3. Jump into Facebook and Twitter.
Everyone is talking about Twitter and Facebook, but you may be stumped about how to actually get started. With Twitter, you can cater to your customer or donor needs, requests, and complaints instantly. In a world where everything needs to be done yesterday, a quick response can create a lifelong customer and fervent brand advocate. On Facebook, a Fan Page allows a business to visualize and build a community, similar to Twitter. However, unlike Twitter, you can add and customize a great deal more.
At the very least, you should update your Fan Page “status” to keep consumers informed and engaged. A more advanced technique would be to add things like coupons or Google maps directions to the storefront.
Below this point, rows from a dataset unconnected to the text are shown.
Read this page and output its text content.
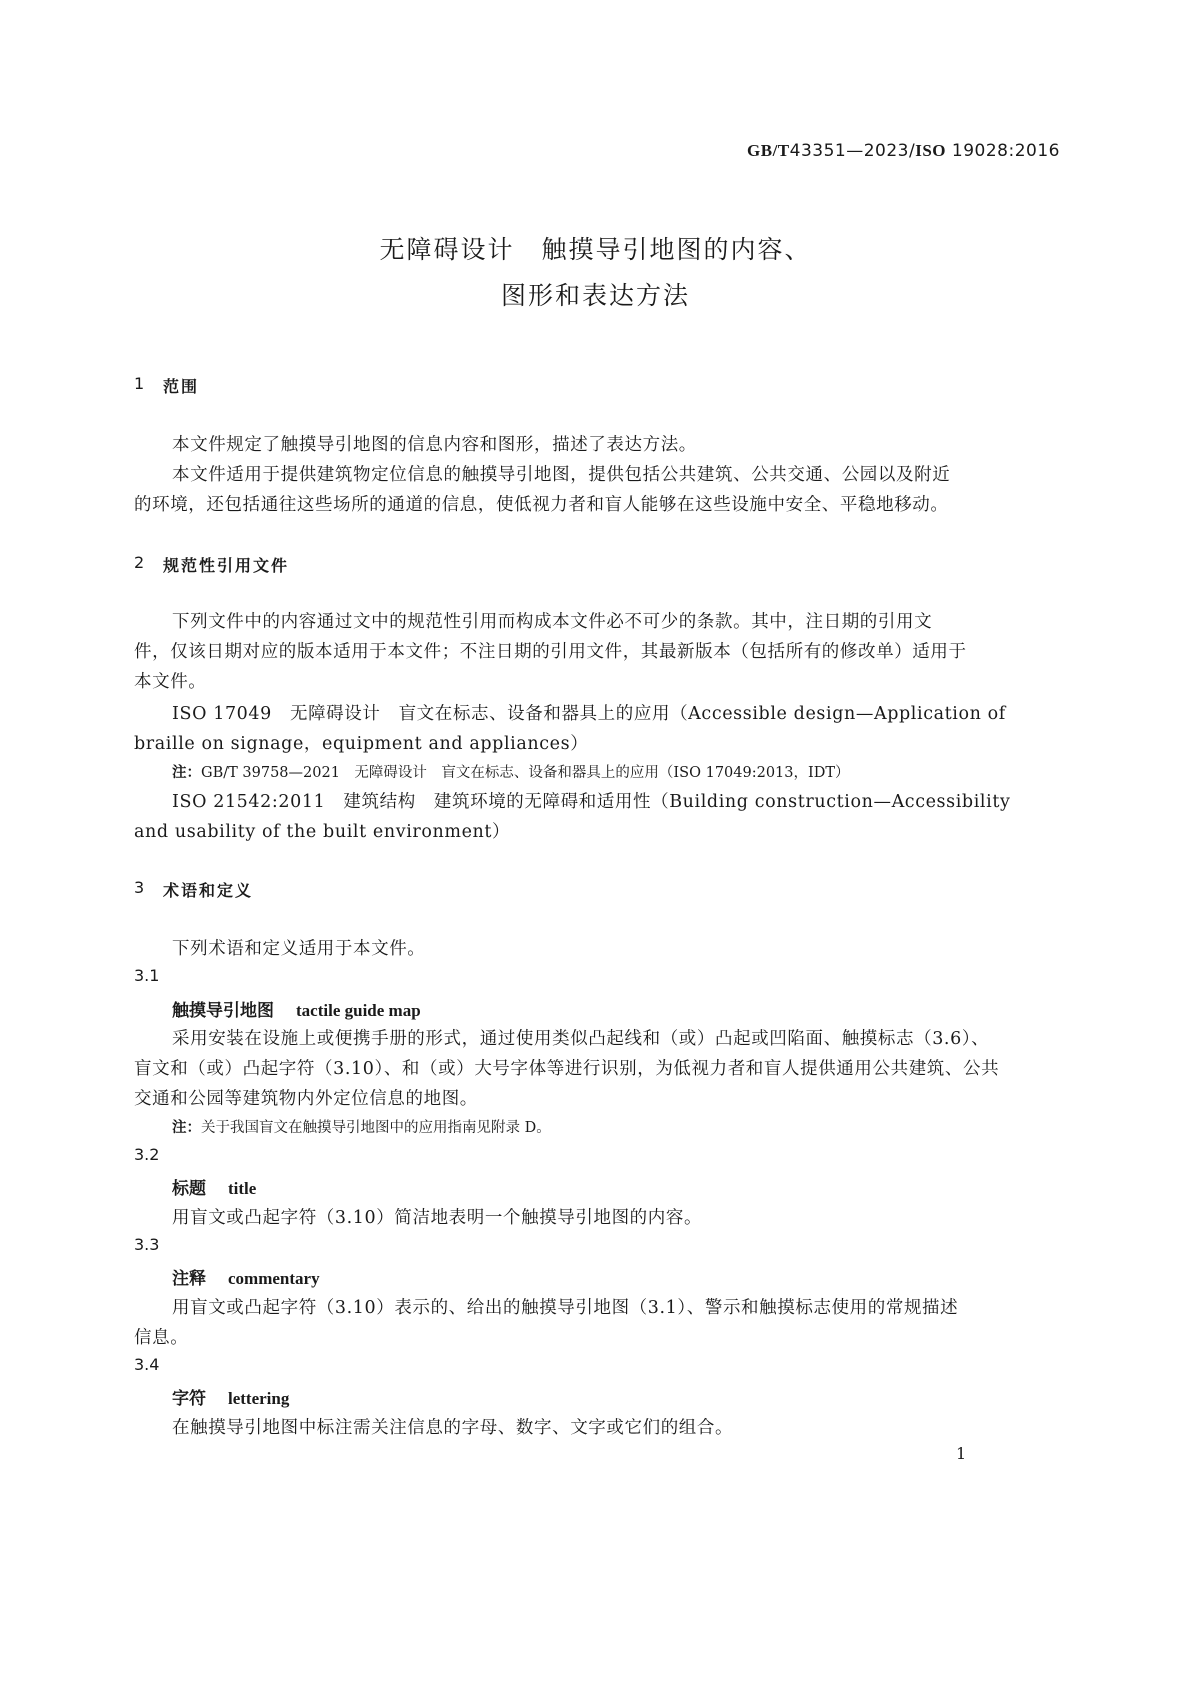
GB/T43351—2023/ISO 19028:2016
无障碍设计　触摸导引地图的内容、
图形和表达方法
1 范围
本文件规定了触摸导引地图的信息内容和图形，描述了表达方法。
本文件适用于提供建筑物定位信息的触摸导引地图，提供包括公共建筑、公共交通、公园以及附近
的环境，还包括通往这些场所的通道的信息，使低视力者和盲人能够在这些设施中安全、平稳地移动。
2 规范性引用文件
下列文件中的内容通过文中的规范性引用而构成本文件必不可少的条款。其中，注日期的引用文
件，仅该日期对应的版本适用于本文件；不注日期的引用文件，其最新版本（包括所有的修改单）适用于
本文件。
ISO 17049　无障碍设计　盲文在标志、设备和器具上的应用（Accessible design—Application of
braille on signage，equipment and appliances）
注：GB/T 39758—2021　无障碍设计　盲文在标志、设备和器具上的应用（ISO 17049:2013，IDT）
ISO 21542:2011　建筑结构　建筑环境的无障碍和适用性（Building construction—Accessibility
and usability of the built environment）
3 术语和定义
下列术语和定义适用于本文件。
3.1
触摸导引地图 tactile guide map
采用安装在设施上或便携手册的形式，通过使用类似凸起线和（或）凸起或凹陷面、触摸标志（3.6）、
盲文和（或）凸起字符（3.10）、和（或）大号字体等进行识别，为低视力者和盲人提供通用公共建筑、公共
交通和公园等建筑物内外定位信息的地图。
注：关于我国盲文在触摸导引地图中的应用指南见附录 D。
3.2
标题 title
用盲文或凸起字符（3.10）简洁地表明一个触摸导引地图的内容。
3.3
注释 commentary
用盲文或凸起字符（3.10）表示的、给出的触摸导引地图（3.1）、警示和触摸标志使用的常规描述
信息。
3.4
字符 lettering
在触摸导引地图中标注需关注信息的字母、数字、文字或它们的组合。
1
4. Discover crowdsourcing.
Finally, consider creating a custom wiki, which harnesses the phenomenon called crowdsourcing. In other words, use your customers to give information to other consumers. Wikipedia is often cited as a successful example of crowdsourcing, despite objections by co-founder Jimmy Wales to the term.
The easiest way to do this is by creating a wiki for your FAQ or Customer Service knowledge base. Let your consumers enter the problems they’ve had via a public forum (the wiki), and provide your responses publicly as well. Although showing problems may seem backwards, it’s a very effective way to retain customers and generate new sales in the new context of social media.
Consumers know that mistakes happen, and they now expect their questions will be answered quickly. Also, with a public wiki, customers can reference response to the concern, saving time for both you and the customer. With minimal moderation, a wiki can build trust in your business and make your customer service more efficient.
The contextual shift is about engaging in dialogue, and opposed to delivering a message. How are you making the transition? Let me know.